When they were all gone, his mother closed the door behind him, and asked in Hindi, "Is everything alright?"
She asked again, "Divit? Is everything alright??"
And he watched from the stairs, as his father knelt forward into her arms, and wept. And wept.
And wept.

Things changed quickly from then.
The great failure of the 21st Century was perhaps building a wall so high as to imagine that by the very will of mankind, all problems could be solved. That by human ingenuity, we would conquer all.
During that time in India, life became a hell. Not a hell as in a pit of eternal damnation, but a hell as in heat waves of 50°C or 122°F. And when it reached 60°C, and the crops began to catch fire, and the the people rushed the government offices in a vain hope of salvation. And the elders and children died off, cooked almost alive in the villages and countrysides that were affected the most; that was when the world started to notice.

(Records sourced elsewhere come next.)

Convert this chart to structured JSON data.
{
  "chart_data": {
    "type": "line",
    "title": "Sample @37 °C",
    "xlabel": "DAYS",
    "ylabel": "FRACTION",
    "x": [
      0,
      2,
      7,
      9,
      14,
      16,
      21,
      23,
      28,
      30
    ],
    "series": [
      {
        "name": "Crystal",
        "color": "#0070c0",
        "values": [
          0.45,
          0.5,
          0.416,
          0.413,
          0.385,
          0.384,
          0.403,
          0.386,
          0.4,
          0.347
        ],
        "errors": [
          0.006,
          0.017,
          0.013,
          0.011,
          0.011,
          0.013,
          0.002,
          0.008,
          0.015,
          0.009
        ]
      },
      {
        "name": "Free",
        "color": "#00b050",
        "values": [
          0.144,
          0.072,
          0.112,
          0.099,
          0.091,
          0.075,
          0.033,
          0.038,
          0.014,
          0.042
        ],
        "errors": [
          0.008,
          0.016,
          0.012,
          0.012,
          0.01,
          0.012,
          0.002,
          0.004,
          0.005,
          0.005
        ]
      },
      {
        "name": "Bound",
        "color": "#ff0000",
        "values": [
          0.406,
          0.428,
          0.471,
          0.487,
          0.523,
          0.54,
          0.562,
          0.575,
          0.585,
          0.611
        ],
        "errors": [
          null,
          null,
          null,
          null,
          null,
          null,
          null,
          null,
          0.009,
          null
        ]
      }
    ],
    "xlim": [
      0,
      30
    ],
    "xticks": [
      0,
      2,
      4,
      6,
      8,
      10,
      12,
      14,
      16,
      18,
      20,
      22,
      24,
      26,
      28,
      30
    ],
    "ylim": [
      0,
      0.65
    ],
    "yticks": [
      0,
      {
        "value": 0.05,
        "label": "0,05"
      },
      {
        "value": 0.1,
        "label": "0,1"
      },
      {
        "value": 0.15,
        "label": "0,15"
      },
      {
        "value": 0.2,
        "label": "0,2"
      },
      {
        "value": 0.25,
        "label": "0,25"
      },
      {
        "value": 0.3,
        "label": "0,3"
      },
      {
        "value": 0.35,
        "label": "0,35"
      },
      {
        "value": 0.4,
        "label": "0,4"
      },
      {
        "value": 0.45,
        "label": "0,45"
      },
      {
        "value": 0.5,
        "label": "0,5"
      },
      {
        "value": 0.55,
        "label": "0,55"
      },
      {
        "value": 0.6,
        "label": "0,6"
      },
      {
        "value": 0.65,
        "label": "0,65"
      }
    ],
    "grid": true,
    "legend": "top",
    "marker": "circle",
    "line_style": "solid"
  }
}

And when those heat waves started to hit other places; Europe, East Asia, Australia, the Americas; when that happened, the TV cameras had no choice but to change their regularly scheduled programs and talk about the horror's that were becoming of Earth.

Ashirvad thought to himself as he did most mornings; tea and meditation, by the window looking out. He thought about when, on those hot days when he lived on Earth, when he would sit with his mother and sisters, in an air conditioned home, and when he would slip out on to his roof, to try to open a door and see how hot it really was, and then the blast of air, so hot and powerful, and of his father catching him there, and screaming at him to get off the roof and get back inside. Ashirvad knew then, what perhaps all those days in school and childhood dances and class trips didn't teach him; that many would perish. And that was the first time, despite his father's repeated lessons, that the he understood his magnitude of his good fortune, and the humbleness that it entailed.

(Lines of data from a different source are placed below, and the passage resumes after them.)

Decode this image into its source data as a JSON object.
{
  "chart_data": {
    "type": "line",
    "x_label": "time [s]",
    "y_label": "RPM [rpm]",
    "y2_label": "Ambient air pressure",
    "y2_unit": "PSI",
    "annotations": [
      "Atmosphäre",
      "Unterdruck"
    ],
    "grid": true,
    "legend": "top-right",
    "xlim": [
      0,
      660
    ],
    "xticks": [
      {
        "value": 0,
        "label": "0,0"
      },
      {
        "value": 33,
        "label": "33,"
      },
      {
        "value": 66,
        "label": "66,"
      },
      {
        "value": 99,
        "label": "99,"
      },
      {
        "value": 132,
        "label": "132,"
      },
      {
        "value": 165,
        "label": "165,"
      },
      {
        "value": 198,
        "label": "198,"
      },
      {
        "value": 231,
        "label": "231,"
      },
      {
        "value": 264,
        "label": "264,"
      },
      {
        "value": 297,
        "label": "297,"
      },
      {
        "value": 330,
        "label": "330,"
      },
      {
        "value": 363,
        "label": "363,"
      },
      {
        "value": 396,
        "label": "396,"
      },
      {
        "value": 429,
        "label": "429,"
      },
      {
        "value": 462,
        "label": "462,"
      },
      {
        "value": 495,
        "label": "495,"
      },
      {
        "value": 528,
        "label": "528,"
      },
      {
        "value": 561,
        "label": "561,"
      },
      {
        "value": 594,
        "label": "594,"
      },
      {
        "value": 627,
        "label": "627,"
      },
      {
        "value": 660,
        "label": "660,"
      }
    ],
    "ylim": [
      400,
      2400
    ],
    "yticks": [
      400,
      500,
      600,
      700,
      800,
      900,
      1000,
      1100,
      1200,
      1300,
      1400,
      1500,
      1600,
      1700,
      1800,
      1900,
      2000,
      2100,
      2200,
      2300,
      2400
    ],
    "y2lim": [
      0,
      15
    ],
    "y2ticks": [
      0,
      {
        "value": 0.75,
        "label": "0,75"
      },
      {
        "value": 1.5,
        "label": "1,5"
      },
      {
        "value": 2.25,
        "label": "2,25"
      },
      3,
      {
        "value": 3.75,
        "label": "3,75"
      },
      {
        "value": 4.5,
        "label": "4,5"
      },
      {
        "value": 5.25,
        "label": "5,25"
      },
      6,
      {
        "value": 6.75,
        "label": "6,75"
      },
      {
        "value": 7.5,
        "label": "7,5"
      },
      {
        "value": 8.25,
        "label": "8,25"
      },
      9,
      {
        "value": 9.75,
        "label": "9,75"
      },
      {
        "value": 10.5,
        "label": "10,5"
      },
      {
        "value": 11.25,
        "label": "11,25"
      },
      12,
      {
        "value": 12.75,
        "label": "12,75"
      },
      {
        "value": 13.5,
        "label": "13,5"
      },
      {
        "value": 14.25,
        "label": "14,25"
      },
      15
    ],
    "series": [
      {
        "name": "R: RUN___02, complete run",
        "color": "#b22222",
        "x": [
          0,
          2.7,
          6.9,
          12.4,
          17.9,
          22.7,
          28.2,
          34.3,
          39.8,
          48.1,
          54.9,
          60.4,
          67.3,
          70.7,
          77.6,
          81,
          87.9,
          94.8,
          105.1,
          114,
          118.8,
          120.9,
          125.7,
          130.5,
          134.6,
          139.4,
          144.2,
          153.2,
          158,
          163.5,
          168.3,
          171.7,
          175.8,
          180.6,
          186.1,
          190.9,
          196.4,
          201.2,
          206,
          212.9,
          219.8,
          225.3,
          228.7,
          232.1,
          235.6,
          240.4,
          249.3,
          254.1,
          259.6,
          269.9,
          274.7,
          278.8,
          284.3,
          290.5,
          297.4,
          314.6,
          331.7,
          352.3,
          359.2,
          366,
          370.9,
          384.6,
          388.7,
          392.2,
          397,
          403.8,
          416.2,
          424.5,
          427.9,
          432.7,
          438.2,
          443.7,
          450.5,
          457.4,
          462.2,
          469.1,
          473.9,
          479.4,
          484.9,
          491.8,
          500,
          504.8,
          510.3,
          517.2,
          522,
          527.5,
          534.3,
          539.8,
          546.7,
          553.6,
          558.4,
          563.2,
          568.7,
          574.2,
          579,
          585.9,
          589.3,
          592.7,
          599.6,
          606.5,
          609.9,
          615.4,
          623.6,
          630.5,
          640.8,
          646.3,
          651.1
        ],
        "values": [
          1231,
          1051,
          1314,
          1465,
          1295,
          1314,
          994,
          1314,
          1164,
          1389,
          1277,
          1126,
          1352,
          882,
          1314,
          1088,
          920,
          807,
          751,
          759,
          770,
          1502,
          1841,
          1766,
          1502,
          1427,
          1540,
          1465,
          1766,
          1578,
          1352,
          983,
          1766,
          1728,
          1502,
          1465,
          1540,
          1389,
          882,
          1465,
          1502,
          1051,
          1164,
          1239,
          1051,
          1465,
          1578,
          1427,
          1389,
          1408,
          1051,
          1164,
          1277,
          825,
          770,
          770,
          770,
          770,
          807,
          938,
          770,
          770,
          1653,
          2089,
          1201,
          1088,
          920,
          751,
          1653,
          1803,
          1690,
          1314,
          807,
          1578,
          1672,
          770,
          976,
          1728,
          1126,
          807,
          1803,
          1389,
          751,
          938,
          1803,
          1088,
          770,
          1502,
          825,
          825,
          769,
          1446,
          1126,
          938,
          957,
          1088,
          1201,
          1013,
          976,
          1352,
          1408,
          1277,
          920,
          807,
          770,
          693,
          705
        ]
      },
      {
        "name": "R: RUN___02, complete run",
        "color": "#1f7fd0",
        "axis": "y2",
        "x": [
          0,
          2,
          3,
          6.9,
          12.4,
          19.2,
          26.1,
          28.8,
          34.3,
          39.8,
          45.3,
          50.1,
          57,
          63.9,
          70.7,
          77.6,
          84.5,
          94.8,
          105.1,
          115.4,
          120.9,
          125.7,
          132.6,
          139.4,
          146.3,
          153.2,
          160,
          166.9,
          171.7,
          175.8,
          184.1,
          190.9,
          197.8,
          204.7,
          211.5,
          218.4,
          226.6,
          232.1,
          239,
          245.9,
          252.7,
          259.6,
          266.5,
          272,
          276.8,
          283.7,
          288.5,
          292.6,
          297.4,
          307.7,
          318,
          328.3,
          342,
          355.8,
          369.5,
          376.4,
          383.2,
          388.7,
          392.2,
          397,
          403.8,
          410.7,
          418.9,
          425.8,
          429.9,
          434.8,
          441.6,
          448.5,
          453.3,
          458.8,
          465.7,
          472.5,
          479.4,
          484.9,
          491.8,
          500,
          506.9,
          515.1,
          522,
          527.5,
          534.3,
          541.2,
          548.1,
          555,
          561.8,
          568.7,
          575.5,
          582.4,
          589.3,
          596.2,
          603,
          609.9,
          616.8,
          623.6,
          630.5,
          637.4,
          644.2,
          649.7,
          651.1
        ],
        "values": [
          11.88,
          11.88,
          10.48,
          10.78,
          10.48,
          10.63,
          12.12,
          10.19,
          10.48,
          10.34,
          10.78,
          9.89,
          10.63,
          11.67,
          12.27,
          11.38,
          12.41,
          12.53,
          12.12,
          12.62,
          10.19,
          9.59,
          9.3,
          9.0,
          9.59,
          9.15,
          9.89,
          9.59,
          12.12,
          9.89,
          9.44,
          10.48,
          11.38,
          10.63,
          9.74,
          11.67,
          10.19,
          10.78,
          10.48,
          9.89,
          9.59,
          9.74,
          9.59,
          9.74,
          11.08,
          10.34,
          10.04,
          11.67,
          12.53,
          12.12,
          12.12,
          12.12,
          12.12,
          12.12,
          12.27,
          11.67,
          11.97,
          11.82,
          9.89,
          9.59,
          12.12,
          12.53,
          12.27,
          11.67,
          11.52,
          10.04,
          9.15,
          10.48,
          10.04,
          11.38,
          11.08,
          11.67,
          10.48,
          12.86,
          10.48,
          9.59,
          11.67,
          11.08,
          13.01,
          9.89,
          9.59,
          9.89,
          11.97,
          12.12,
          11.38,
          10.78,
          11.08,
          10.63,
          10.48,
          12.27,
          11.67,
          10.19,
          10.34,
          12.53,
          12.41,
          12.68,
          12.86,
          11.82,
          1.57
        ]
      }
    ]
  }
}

Many would die. There would be many screams across that void. But the illusion of normality would have to be kept.

When does one stop counting age? At 70? 90? 110? At 35, when one's age is no longer a matter to oneself? When he was at the university studying science he imagined what life would have been like for those past generation's of students who could take classes and be unconcerned with the world at large.
But all those thoughts were aside him now. He had come, he had found a wife here on this Martian soil, beared children; and they grandchildren.

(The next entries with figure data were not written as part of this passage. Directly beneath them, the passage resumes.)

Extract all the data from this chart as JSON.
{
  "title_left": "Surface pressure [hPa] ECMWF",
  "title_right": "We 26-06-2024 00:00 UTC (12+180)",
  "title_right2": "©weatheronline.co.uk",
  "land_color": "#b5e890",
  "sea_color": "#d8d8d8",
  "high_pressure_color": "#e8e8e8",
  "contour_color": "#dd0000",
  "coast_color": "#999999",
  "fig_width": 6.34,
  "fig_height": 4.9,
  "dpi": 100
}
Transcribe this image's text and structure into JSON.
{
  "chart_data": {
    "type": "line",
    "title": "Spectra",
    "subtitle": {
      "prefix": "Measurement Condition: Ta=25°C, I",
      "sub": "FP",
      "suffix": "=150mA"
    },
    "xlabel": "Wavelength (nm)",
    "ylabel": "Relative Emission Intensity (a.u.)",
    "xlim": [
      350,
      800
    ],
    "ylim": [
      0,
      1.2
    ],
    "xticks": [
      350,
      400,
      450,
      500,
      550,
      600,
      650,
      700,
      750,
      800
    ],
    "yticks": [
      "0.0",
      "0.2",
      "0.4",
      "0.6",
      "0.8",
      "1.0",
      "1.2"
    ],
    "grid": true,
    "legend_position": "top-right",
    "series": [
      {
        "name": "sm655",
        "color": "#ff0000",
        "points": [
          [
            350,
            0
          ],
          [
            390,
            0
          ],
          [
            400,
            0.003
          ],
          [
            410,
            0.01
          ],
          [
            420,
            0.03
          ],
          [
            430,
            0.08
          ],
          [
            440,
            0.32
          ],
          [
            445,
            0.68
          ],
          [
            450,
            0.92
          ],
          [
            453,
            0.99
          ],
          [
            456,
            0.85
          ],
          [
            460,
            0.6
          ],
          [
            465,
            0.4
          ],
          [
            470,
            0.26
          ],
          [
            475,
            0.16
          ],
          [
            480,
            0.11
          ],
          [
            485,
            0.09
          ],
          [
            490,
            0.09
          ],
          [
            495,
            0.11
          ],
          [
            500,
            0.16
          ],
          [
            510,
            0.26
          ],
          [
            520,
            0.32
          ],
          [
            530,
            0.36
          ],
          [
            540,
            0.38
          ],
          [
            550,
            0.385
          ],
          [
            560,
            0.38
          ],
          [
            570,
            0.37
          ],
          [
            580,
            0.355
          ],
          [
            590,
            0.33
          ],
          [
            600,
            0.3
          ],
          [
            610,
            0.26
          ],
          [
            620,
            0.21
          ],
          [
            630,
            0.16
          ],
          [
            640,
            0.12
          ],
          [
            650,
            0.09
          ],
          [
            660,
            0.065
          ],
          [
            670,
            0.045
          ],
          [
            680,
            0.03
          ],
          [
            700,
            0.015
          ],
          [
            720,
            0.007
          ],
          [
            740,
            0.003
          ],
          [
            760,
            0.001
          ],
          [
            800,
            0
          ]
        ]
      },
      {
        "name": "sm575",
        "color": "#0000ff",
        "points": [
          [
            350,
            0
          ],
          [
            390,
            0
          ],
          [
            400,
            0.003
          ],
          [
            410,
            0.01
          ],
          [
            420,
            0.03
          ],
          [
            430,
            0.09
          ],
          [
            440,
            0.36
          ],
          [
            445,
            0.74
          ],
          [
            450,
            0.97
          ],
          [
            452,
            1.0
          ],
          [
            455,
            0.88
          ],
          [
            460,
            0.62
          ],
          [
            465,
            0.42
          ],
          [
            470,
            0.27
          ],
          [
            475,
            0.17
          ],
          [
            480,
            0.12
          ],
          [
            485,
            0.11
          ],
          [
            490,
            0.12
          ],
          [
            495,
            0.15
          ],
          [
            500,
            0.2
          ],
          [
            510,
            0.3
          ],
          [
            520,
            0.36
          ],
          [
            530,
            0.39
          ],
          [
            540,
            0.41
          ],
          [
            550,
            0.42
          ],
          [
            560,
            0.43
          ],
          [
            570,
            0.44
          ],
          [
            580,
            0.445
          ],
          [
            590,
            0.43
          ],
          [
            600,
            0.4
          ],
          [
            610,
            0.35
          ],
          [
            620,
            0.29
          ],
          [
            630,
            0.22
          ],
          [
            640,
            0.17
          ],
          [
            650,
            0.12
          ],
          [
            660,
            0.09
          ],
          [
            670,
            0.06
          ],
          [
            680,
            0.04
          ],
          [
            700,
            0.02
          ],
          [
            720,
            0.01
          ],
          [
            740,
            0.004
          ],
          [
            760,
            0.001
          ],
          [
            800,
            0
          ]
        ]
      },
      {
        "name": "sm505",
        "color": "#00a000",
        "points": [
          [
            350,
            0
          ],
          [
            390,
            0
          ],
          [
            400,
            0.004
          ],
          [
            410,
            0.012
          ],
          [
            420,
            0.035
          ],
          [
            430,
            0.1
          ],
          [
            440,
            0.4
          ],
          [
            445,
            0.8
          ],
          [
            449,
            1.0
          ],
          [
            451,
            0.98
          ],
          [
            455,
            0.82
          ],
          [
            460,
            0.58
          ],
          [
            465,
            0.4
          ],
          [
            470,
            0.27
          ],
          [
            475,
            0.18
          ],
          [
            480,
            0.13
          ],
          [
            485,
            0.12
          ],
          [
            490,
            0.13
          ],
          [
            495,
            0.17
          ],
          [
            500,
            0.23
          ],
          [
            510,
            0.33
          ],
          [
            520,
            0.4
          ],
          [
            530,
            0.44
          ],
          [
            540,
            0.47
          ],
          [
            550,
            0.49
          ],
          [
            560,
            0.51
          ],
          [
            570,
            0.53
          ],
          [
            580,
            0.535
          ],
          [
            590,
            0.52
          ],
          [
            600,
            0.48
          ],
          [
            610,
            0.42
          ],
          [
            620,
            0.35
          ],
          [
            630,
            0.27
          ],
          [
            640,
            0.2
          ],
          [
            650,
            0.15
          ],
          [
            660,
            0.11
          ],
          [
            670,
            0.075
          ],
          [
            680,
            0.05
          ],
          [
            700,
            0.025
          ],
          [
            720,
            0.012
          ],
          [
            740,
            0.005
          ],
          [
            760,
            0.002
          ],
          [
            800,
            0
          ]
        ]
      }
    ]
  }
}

It's unjust to take favorites in ones children or grandchildren, but no matter how much ones tries, there's always one that makes you smile no matter what. Sofia was one of those.
Perhaps it's the one that remind you of yourself the most. Although his own children always had the same reverence to him that he did to his father, she was different.
As a child she was always asking questions about everything, he would joke with her when she was younger and say as they would walk in their gardens, "You're a Martian," to which she replied, "I'm not a Martian; I'm me." To which he could only nod, and say, "That is true."
Although he was not of the first colonist's chosen to travel to Mars, he had been essential to writing up the social framework for the civilization what was to become the greater Mars colony. And the first test of his creation was the world in which Sofia was to be born into. They were the first generation of exiles from the proverbial Egypt, born after their toil in the desert.
What would become of her, and her peoples? They would be the direct byproduct of the design of his generation. Their grand social experiment. And although life did not always go perfect, he saw in her hope, and love, and much hope.